Democratic Sen. Joe Manchin praised President-elect Trump's nominee to head the Environmental Protection Agency on Thursday, saying he has the "right experience" for the job.

Manchin, who hails from West Virginia coal country, met with Trump's EPA pick, Oklahoma Attorney General Scott Pruitt, at his office on Capitol Hill. It was Pruitt's first meeting with a Democrat during a week-long series of visits with Senate Republicans ahead of what is expected to be a contentious confirmation process coming from opposite side of the aisle.

News of the meeting came from the Trump transition team directly in a joint statement. Most of his meetings with Republicans throughout the week came from the senators' offices.

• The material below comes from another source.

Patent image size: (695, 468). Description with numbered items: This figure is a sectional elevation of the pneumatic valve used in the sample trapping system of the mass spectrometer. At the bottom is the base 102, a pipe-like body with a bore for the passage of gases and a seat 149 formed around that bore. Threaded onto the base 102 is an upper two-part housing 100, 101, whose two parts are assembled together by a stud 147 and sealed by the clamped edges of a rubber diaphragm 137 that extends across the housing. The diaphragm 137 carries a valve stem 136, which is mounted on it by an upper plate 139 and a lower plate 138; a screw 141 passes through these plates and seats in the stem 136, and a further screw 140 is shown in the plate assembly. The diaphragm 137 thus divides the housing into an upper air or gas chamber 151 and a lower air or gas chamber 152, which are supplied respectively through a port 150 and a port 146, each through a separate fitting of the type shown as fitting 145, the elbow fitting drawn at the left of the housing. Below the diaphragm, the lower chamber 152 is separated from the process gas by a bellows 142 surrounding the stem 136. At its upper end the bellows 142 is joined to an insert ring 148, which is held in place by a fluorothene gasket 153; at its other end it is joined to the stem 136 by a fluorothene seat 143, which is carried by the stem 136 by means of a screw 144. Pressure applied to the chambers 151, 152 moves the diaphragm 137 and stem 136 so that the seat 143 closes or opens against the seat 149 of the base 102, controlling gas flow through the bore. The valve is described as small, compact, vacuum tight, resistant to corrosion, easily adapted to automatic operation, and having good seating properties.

"Attorney General Pruitt and I had a very productive conversation today about his plans for the Environmental Protection Agency and ways we can work together," Manchin said. "We both come from energy producing states and have a great deal in common," he added.

Manchin said Pruitt has committed himself to visiting West Virginia to work with him on addressing "clean water challenges" that have affected his state in recent years. "I believe the Attorney General has the right experience for the position and look forward to his confirmation process," he said.

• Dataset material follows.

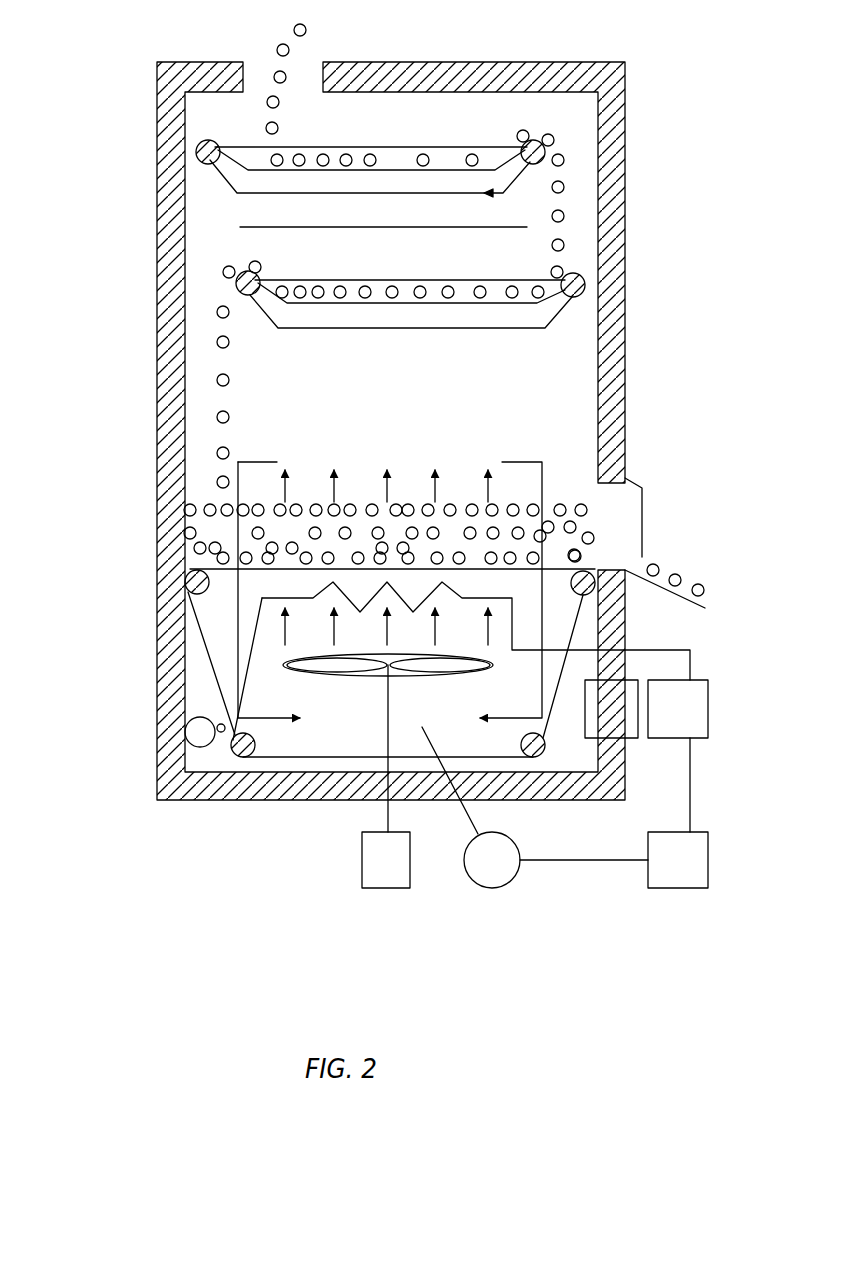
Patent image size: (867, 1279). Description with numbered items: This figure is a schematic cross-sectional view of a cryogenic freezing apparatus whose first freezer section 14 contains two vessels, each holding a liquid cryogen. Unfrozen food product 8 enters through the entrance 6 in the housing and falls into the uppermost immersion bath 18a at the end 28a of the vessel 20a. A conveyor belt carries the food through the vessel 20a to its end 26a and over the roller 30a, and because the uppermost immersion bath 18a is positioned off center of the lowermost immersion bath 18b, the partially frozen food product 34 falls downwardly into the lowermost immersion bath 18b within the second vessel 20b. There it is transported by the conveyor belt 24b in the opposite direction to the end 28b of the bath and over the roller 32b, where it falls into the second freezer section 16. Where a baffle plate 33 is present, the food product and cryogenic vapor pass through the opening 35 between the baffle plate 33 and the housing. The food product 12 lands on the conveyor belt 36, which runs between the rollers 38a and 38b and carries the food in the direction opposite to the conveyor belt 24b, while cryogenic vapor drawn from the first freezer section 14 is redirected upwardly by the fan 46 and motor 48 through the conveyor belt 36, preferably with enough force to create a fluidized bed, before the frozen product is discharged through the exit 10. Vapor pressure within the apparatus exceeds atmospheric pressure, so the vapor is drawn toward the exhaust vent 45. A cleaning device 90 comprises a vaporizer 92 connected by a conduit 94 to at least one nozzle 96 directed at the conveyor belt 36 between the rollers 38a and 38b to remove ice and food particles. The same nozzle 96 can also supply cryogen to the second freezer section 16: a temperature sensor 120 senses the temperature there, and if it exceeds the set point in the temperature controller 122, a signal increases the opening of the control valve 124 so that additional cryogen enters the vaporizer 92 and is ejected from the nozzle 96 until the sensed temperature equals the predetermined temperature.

Pruitt had good words for Manchin, as well. "Senator Manchin has long been a leader in advancing a balanced energy policy that both protects the environment and enables economic growth," he said. "We discussed the many ways the EPA can help the people and protect the natural environment of West Virginia and our nation."

Pruitt said that once confirmed he would work with both Manchin and his Republican counterpart from the Mountaineer State, Sen. Shelley Moore Capito, to "find the right balance that works best for the people and the environment of their very special state." Pruitt met with Capito earlier this week.

Trump won West Virginia by promising to bring back coal jobs to the energy producing state. He would do that by repealing a number of EPA regulations that he blamed for harming the economic prosperity of fossil fuel-producing states.